Así por ejemplo, como se verá más adelante, varios signos cadavéricos se presentan en una coloración negruzca, debidos en parte a la oxidación de los elementos del tejido sanguíneo; signos que son representados en la iconografía del dios maya de la muerte. En cuanto al color amarillo o kan (Canto, 1990: 135), asociado al sur, es un color adecuado para “[…] el lugar donde habitan los muertos, porque ése es el aspecto pálido que presentan los cadáveres […]” (Rivera, ibid.: 54).
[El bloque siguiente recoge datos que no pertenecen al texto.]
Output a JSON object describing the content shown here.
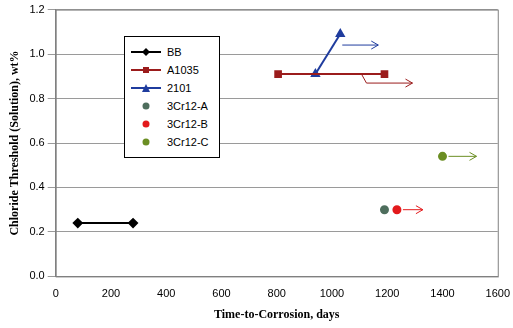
{
  "chart_data": {
    "type": "scatter",
    "x_label": "Time-to-Corrosion, days",
    "y_label": "Chloride Threshold (Solution), wt%",
    "xlim": [
      0,
      1600
    ],
    "xticks": [
      0,
      200,
      400,
      600,
      800,
      1000,
      1200,
      1400,
      1600
    ],
    "ylim": [
      0,
      1.2
    ],
    "yticks": [
      {
        "value": 0,
        "label": "0.0"
      },
      {
        "value": 0.2,
        "label": "0.2"
      },
      {
        "value": 0.4,
        "label": "0.4"
      },
      {
        "value": 0.6,
        "label": "0.6"
      },
      {
        "value": 0.8,
        "label": "0.8"
      },
      {
        "value": 1,
        "label": "1.0"
      },
      {
        "value": 1.2,
        "label": "1.2"
      }
    ],
    "grid": true,
    "legend": "upper left",
    "series": [
      {
        "name": "BB",
        "color": "#000000",
        "marker": "diamond",
        "line_style": "solid",
        "x": [
          80,
          280
        ],
        "values": [
          0.24,
          0.24
        ]
      },
      {
        "name": "A1035",
        "color": "#9b1c1c",
        "marker": "square",
        "line_style": "solid",
        "x": [
          805,
          1190
        ],
        "values": [
          0.91,
          0.91
        ]
      },
      {
        "name": "2101",
        "color": "#1f3c9e",
        "marker": "triangle",
        "line_style": "solid",
        "x": [
          940,
          1030
        ],
        "values": [
          0.91,
          1.09
        ]
      },
      {
        "name": "3Cr12-A",
        "color": "#4e6e5d",
        "marker": "circle",
        "line_style": "none",
        "x": [
          1190
        ],
        "values": [
          0.3
        ]
      },
      {
        "name": "3Cr12-B",
        "color": "#e31a1c",
        "marker": "circle",
        "line_style": "none",
        "x": [
          1235
        ],
        "values": [
          0.3
        ]
      },
      {
        "name": "3Cr12-C",
        "color": "#6b8e23",
        "marker": "circle",
        "line_style": "none",
        "x": [
          1400
        ],
        "values": [
          0.54
        ]
      }
    ]
  }
}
Ah P’uuch es por lo general identificado en los códices por la coloración amarillenta de su piel, la cual es característica de los cadáveres que inician el proceso de descomposición en la fase cromática, que se describirá en este artículo. Otra interpretación acerca de los colores que identifican al dios maya de la muerte pudiera darse a partir de que “[…] los cuerpos pintados eran práctica común entre ellos, con objeto de darles una apariencia de vida […]” (Piña Chan, 2001: 7). Así, queda reafirmado que se trata de un cuerpo que sufre de apergaminamiento o que inicia su descomposición, a pesar de que ciertos colorantes se aplicaran sobre los muertos con la finalidad de aparentar que aún estaban vivos; es decir, no eran vistos como algo destinado a corromperse o a desaparecer (Ortega y Cervantes, 2010), sino a ser, de cierta manera, algo que merecía ser perpetuado, recordado. De nueva cuenta, se infere el carácter cíclico de la vida y de la muerte.

Los mayas, como observadores acuciosos que eran de los fenómenos naturales que les rodeaban, también registraban eventos que, en cierta manera, evocaban a la muerte: sacrificios, guerras, catástrofes, suicidios, homicidios; observaciones que, tal vez, influyeran en la representación tan peculiar de esta y otras deidades relacionadas con la destrucción. Por ejemplo, en el Popol Vuh podemos hallar simbolismos importantes que nos remiten a las enfermedades y a la muerte; así, Xib’alb’a, con sus ríos de sangre, es un “[…] lugar de sufrimiento y dolor. La sangre y el pus parecen aludir a las enfermedades y a las hemorragias provocadas por los señores de la muerte que allí residen […] es sangre que contiene gérmenes de muerte y de destrucción. El paso a través de la sangre implica la superación del umbral entre la vida y la muerte […]” (Craveri, ibid.: 42-43).

El pus y la sangre son dos elementos líquidos que tienden a asociarse con la descomposición cadavérica en sus diferentes etapas, y ambos podemos observarlos representados en Ah P’uuch; mas también se relacionan con la vida misma y, en el caso de la pus, con los procesos infecciosos que todo ser vivo puede padecer; energías de vida y de muerte a pequeña escala, como los dioses que producen enfermedades y muerte (De la Garza, 1992: 19). En este sentido, la muerte en el Popol Vuh es parte de un ciclo regenerador,6 dador también de vida, pues “[…] los huesos molidos reproducen simbólicamente las semillas que regresan a la tierra para una nueva generación. Las osamentas son el meollo del cuerpo humano, que vuelve a germinar en el más allá para crear nueva vida […]” (Craveri, op. cit.: 45).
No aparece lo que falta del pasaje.